Well, I still think well of myself. I know I’m smart, but I don’t know everything. Okay, I know that I know very little. I still have great breasts and a decent ass. I think, maybe, I could be on city council.
As I get older, I realize that I have become a sexy Verbal Kint. I get up to start walking. My joints are stiff. I try to put one foot in front of the other. My foot turns in and a slight limp can be detected.
After a few steps, I begin to get my groove back. I start to switch my hips from side to side. I begin to glide. My bad-ass Kaiser Soze emerges.
Some dangerous curves right there.
The thing is, I don’t feel that I should be getting older. I still look in the mirror and see the girl I have always seen. The girl I love. And I wonder if my husband can still see that girl too.
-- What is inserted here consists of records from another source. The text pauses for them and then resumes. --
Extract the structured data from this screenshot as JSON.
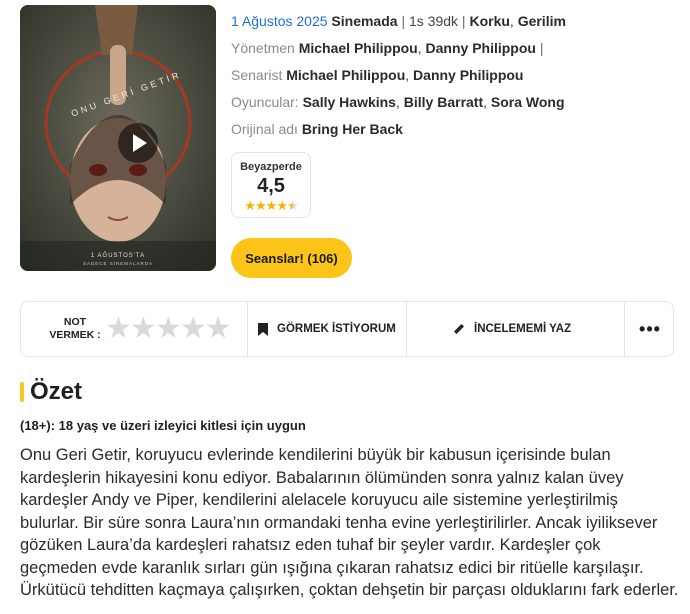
{
  "movie": {
    "release_date": "1 Ağustos 2025",
    "status": "Sinemada",
    "duration": "1s 39dk",
    "genres": [
      "Korku",
      "Gerilim"
    ],
    "director_label": "Yönetmen",
    "directors": [
      "Michael Philippou",
      "Danny Philippou"
    ],
    "writer_label": "Senarist",
    "writers": [
      "Michael Philippou",
      "Danny Philippou"
    ],
    "cast_label": "Oyuncular:",
    "cast": [
      "Sally Hawkins",
      "Billy Barratt",
      "Sora Wong"
    ],
    "original_title_label": "Orijinal adı",
    "original_title": "Bring Her Back"
  },
  "poster": {
    "title_text": "ONU GERİ GETİR",
    "caption_line1": "1 AĞUSTOS'TA",
    "caption_line2": "SADECE SİNEMALARDA",
    "icon": "play-icon"
  },
  "rating": {
    "source": "Beyazperde",
    "score": "4,5",
    "stars_filled": 4.5,
    "stars_max": 5,
    "star_color": "#f5b400"
  },
  "showtimes": {
    "label": "Seanslar! (106)",
    "color": "#fcc419"
  },
  "actions": {
    "rate_label_line1": "NOT",
    "rate_label_line2": "VERMEK :",
    "watchlist_label": "GÖRMEK İSTİYORUM",
    "watchlist_icon": "bookmark-icon",
    "review_label": "İNCELEMEMİ YAZ",
    "review_icon": "pencil-icon",
    "more_label": "•••"
  },
  "summary": {
    "title": "Özet",
    "age_rating": "(18+): 18 yaş ve üzeri izleyici kitlesi için uygun",
    "text": "Onu Geri Getir, koruyucu evlerinde kendilerini büyük bir kabusun içerisinde bulan kardeşlerin hikayesini konu ediyor. Babalarının ölümünden sonra yalnız kalan üvey kardeşler Andy ve Piper, kendilerini alelacele koruyucu aile sistemine yerleştirilmiş bulurlar. Bir süre sonra Laura’nın ormandaki tenha evine yerleştirilirler. Ancak iyiliksever gözüken Laura’da kardeşleri rahatsız eden tuhaf bir şeyler vardır. Kardeşler çok geçmeden evde karanlık sırları gün ışığına çıkaran rahatsız edici bir ritüelle karşılaşır. Ürkütücü tehditten kaçmaya çalışırken, çoktan dehşetin bir parçası olduklarını fark ederler."
  },
  "colors": {
    "accent": "#fcc419",
    "link": "#1f6fd1"
  }
}
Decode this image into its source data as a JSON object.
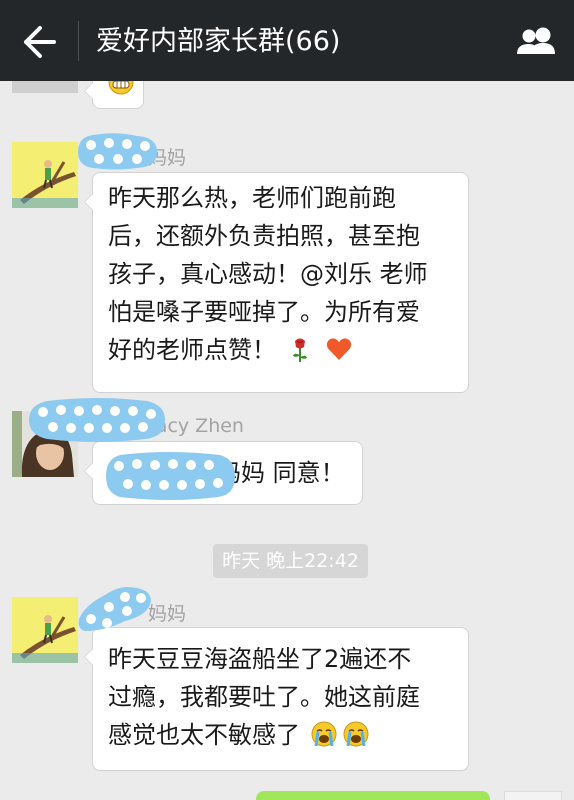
{
  "header": {
    "back_icon": "arrow-left-icon",
    "title": "爱好内部家长群(66)",
    "members_icon": "group-members-icon"
  },
  "messages": [
    {
      "sender": "妈妈",
      "text_lines": [
        "昨天那么热，老师们跑前跑",
        "后，还额外负责拍照，甚至抱",
        "孩子，真心感动！@刘乐 老师",
        "怕是嗓子要哑掉了。为所有爱",
        "好的老师点赞！"
      ],
      "trailing_emojis": [
        "rose-icon",
        "heart-icon"
      ]
    },
    {
      "sender": "racy Zhen",
      "text": "妈妈 同意！"
    },
    {
      "sender": "妈妈",
      "text_lines": [
        "昨天豆豆海盗船坐了2遍还不",
        "过瘾，我都要吐了。她这前庭",
        "感觉也太不敏感了"
      ],
      "trailing_emojis": [
        "crying-face-icon",
        "crying-face-icon"
      ]
    }
  ],
  "timestamp": "昨天 晚上22:42",
  "colors": {
    "topbar": "#23272a",
    "background": "#ebebeb",
    "bubble": "#ffffff",
    "sent_bubble": "#a0e75a",
    "heart": "#f1592a",
    "sticker_blue": "#8ccaf0"
  }
}
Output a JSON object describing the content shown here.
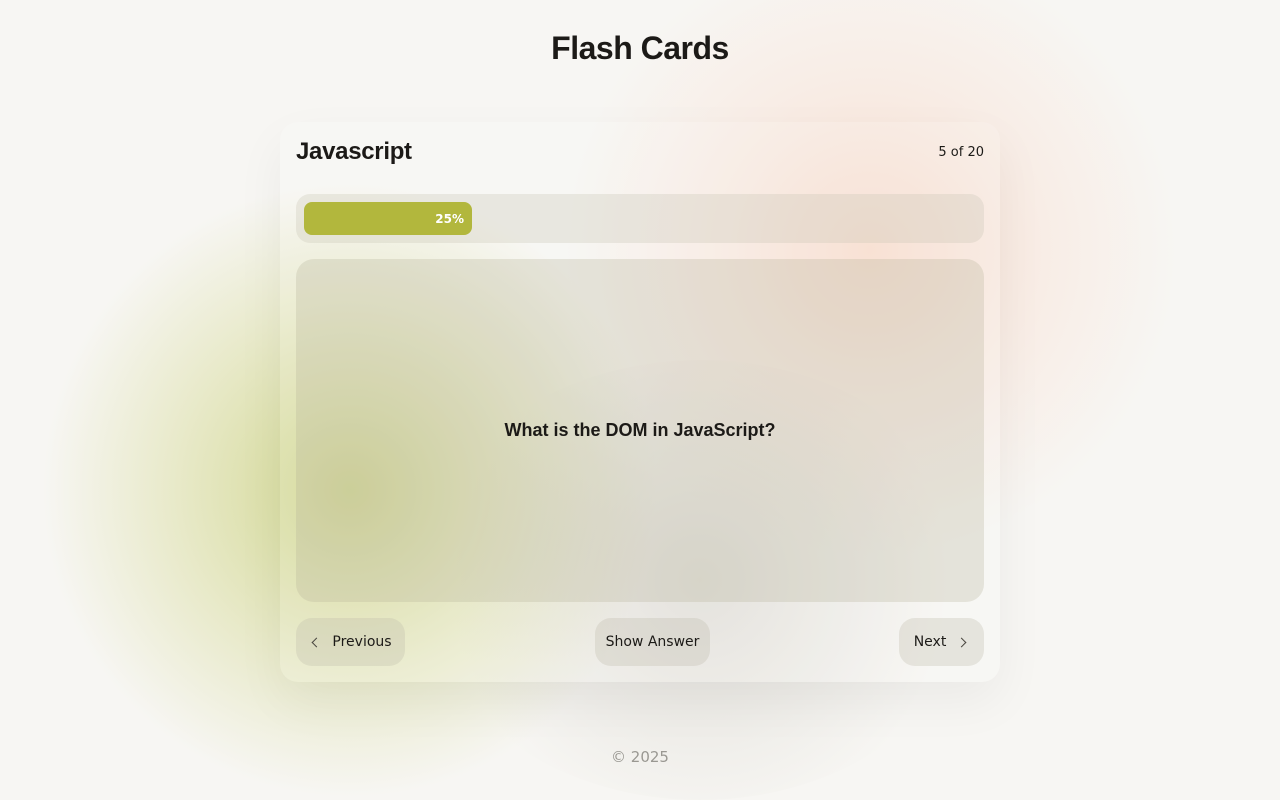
{
  "app": {
    "title": "Flash Cards"
  },
  "deck": {
    "title": "Javascript",
    "counter": "5 of 20"
  },
  "progress": {
    "label": "25%",
    "fraction": 0.25
  },
  "card": {
    "question": "What is the DOM in JavaScript?"
  },
  "controls": {
    "previous_label": "Previous",
    "show_answer_label": "Show Answer",
    "next_label": "Next"
  },
  "icons": {
    "previous": "chevron-left-icon",
    "next": "chevron-right-icon"
  },
  "colors": {
    "accent": "#b2b73d",
    "text": "#1c1a17",
    "muted": "#9a9892"
  },
  "footer": {
    "copyright": "© 2025"
  }
}
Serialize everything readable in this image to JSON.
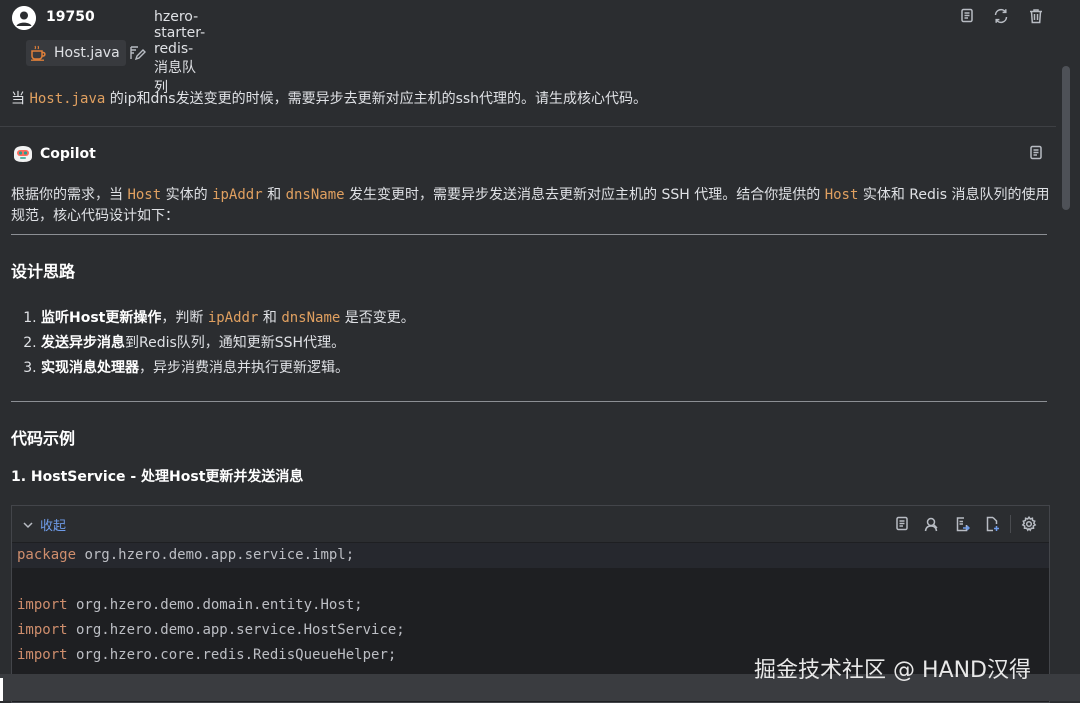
{
  "user": {
    "name": "19750"
  },
  "context": {
    "file_chip": "Host.java",
    "skill_chip": "hzero-starter-redis-消息队列"
  },
  "prompt": {
    "before": "当 ",
    "code": "Host.java",
    "after": " 的ip和dns发送变更的时候，需要异步去更新对应主机的ssh代理的。请生成核心代码。"
  },
  "copilot": {
    "name": "Copilot",
    "intro": {
      "p1": "根据你的需求，当 ",
      "c1": "Host",
      "p2": " 实体的 ",
      "c2": "ipAddr",
      "p3": " 和 ",
      "c3": "dnsName",
      "p4": " 发生变更时，需要异步发送消息去更新对应主机的 SSH 代理。结合你提供的 ",
      "c4": "Host",
      "p5": " 实体和 Redis 消息队列的使用规范，核心代码设计如下："
    },
    "design_heading": "设计思路",
    "steps": [
      {
        "bold": "监听Host更新操作",
        "a": "，判断 ",
        "c1": "ipAddr",
        "b": " 和 ",
        "c2": "dnsName",
        "c": " 是否变更。"
      },
      {
        "bold": "发送异步消息",
        "a": "到Redis队列，通知更新SSH代理。"
      },
      {
        "bold": "实现消息处理器",
        "a": "，异步消费消息并执行更新逻辑。"
      }
    ],
    "code_heading": "代码示例",
    "sub_heading": "1. HostService - 处理Host更新并发送消息",
    "code_block": {
      "collapse_label": "收起",
      "lines": [
        {
          "kw": "package",
          "rest": " org.hzero.demo.app.service.impl;"
        },
        {
          "kw": "",
          "rest": ""
        },
        {
          "kw": "import",
          "rest": " org.hzero.demo.domain.entity.Host;"
        },
        {
          "kw": "import",
          "rest": " org.hzero.demo.app.service.HostService;"
        },
        {
          "kw": "import",
          "rest": " org.hzero.core.redis.RedisQueueHelper;"
        }
      ]
    }
  },
  "watermark": "掘金技术社区 @ HAND汉得",
  "colors": {
    "accent_link": "#6e9be8",
    "identifier": "#e0a060",
    "keyword": "#cf8e6d",
    "background": "#2b2d30"
  }
}
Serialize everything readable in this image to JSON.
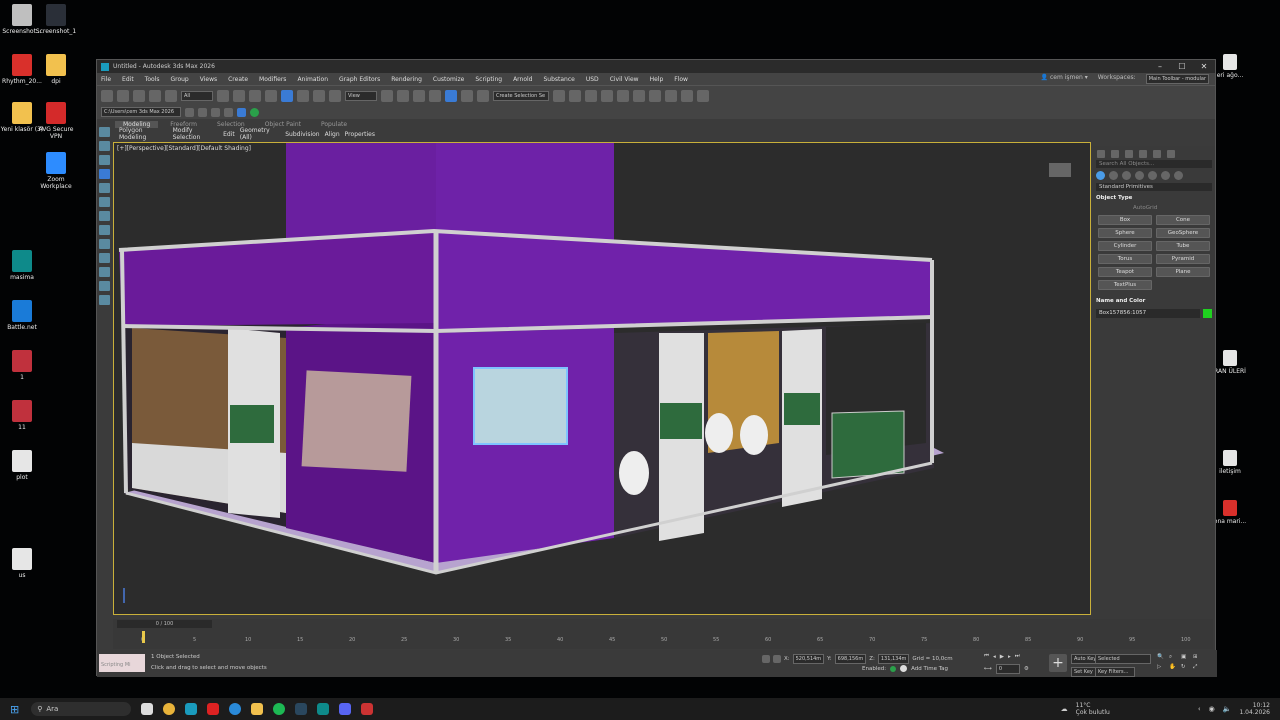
{
  "desktop": {
    "icons_left": [
      {
        "label": "Screenshot...",
        "icon": "screenshot-icon",
        "color": "#bfbfbf"
      },
      {
        "label": "Screenshot_1",
        "icon": "screenshot-icon",
        "color": "#2a2f38"
      },
      {
        "label": "Rhythm_20...",
        "icon": "pdf-icon",
        "color": "#d9302b"
      },
      {
        "label": "dpi",
        "icon": "folder-icon",
        "color": "#f2c14e"
      },
      {
        "label": "Yeni klasör (3)",
        "icon": "folder-icon",
        "color": "#f2c14e"
      },
      {
        "label": "AVG Secure VPN",
        "icon": "avg-icon",
        "color": "#d42a2a"
      },
      {
        "label": "Zoom Workplace",
        "icon": "zoom-icon",
        "color": "#2d8cff"
      },
      {
        "label": "masima",
        "icon": "3dsmax-icon",
        "color": "#0e8a8a"
      },
      {
        "label": "Battle.net",
        "icon": "battlenet-icon",
        "color": "#1a7bd8"
      },
      {
        "label": "1",
        "icon": "access-icon",
        "color": "#c0313d"
      },
      {
        "label": "11",
        "icon": "access-icon",
        "color": "#c0313d"
      },
      {
        "label": "plot",
        "icon": "file-icon",
        "color": "#e6e6e6"
      },
      {
        "label": "us",
        "icon": "file-icon",
        "color": "#e6e6e6"
      }
    ],
    "icons_right": [
      {
        "label": "eri ağo...",
        "icon": "file-icon"
      },
      {
        "label": "RAN ÜLERİ",
        "icon": "file-icon"
      },
      {
        "label": "iletişim",
        "icon": "file-icon"
      },
      {
        "label": "ona mari...",
        "icon": "pdf-icon"
      }
    ]
  },
  "window": {
    "title": "Untitled - Autodesk 3ds Max 2026",
    "menu": [
      "File",
      "Edit",
      "Tools",
      "Group",
      "Views",
      "Create",
      "Modifiers",
      "Animation",
      "Graph Editors",
      "Rendering",
      "Customize",
      "Scripting",
      "Arnold",
      "Substance",
      "USD",
      "Civil View",
      "Help",
      "Flow"
    ],
    "user": "cem işmen",
    "workspaces_label": "Workspaces:",
    "workspace": "Main Toolbar - modular",
    "filter_all": "All",
    "view_dropdown": "View",
    "selection_set": "Create Selection Se",
    "project_path": "C:\\Users\\cem  3ds Max 2026"
  },
  "ribbon": {
    "tabs": [
      "Modeling",
      "Freeform",
      "Selection",
      "Object Paint",
      "Populate"
    ],
    "items": [
      "Polygon Modeling",
      "Modify Selection",
      "Edit",
      "Geometry (All)",
      "Subdivision",
      "Align",
      "Properties"
    ]
  },
  "viewport": {
    "label": "[+][Perspective][Standard][Default Shading]",
    "booth_colors": {
      "purple": "#6a1b9a",
      "purple_dark": "#5b1487",
      "frame": "#c8c8c8",
      "green": "#2e6b3d",
      "floor": "#b49ac9"
    }
  },
  "command_panel": {
    "search_placeholder": "Search All Objects...",
    "category": "Standard Primitives",
    "object_type_title": "Object Type",
    "autogrid": "AutoGrid",
    "primitives": [
      "Box",
      "Cone",
      "Sphere",
      "GeoSphere",
      "Cylinder",
      "Tube",
      "Torus",
      "Pyramid",
      "Teapot",
      "Plane",
      "TextPlus"
    ],
    "name_color_title": "Name and Color",
    "object_name": "Box157856:1057",
    "object_color": "#1fd11f"
  },
  "timeline": {
    "slider_text": "0 / 100",
    "ticks": [
      "0",
      "5",
      "10",
      "15",
      "20",
      "25",
      "30",
      "35",
      "40",
      "45",
      "50",
      "55",
      "60",
      "65",
      "70",
      "75",
      "80",
      "85",
      "90",
      "95",
      "100"
    ]
  },
  "status": {
    "script_label": "Scripting Mi",
    "selection": "1 Object Selected",
    "prompt": "Click and drag to select and move objects",
    "x_label": "X:",
    "x": "520,514m",
    "y_label": "Y:",
    "y": "698,156m",
    "z_label": "Z:",
    "z": "131,134m",
    "grid": "Grid = 10,0cm",
    "enabled": "Enabled:",
    "add_time_tag": "Add Time Tag",
    "auto_key": "Auto Key",
    "set_key": "Set Key",
    "selected_dd": "Selected",
    "key_filters": "Key Filters...",
    "frame": "0"
  },
  "taskbar": {
    "search": "Ara",
    "weather_temp": "11°C",
    "weather_desc": "Çok bulutlu",
    "time": "10:12",
    "date": "1.04.2026"
  }
}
I worry that it may be getting harder for him to see me as I was. I worry that he will only see me as I am becoming. An older woman. I wonder if he worries about whether I see him as an aging man.
The bad news is that a successful marriage means that you will be with one person as you deteriorate and wither; in other words, age. But, the good news is that as you grow older, you may find different things that make the relationship sexier and richer. Earthier even.
But the one thing that can never change is you and your partner’s willingness to communicate. Because as long as you are both in agreement to how your relationship will be defined. You can maintain your love. By doing that you can continue to be the way you were.
*For the non-Spanish speaker, “toda hodida” is equivalent to “all fucked up.”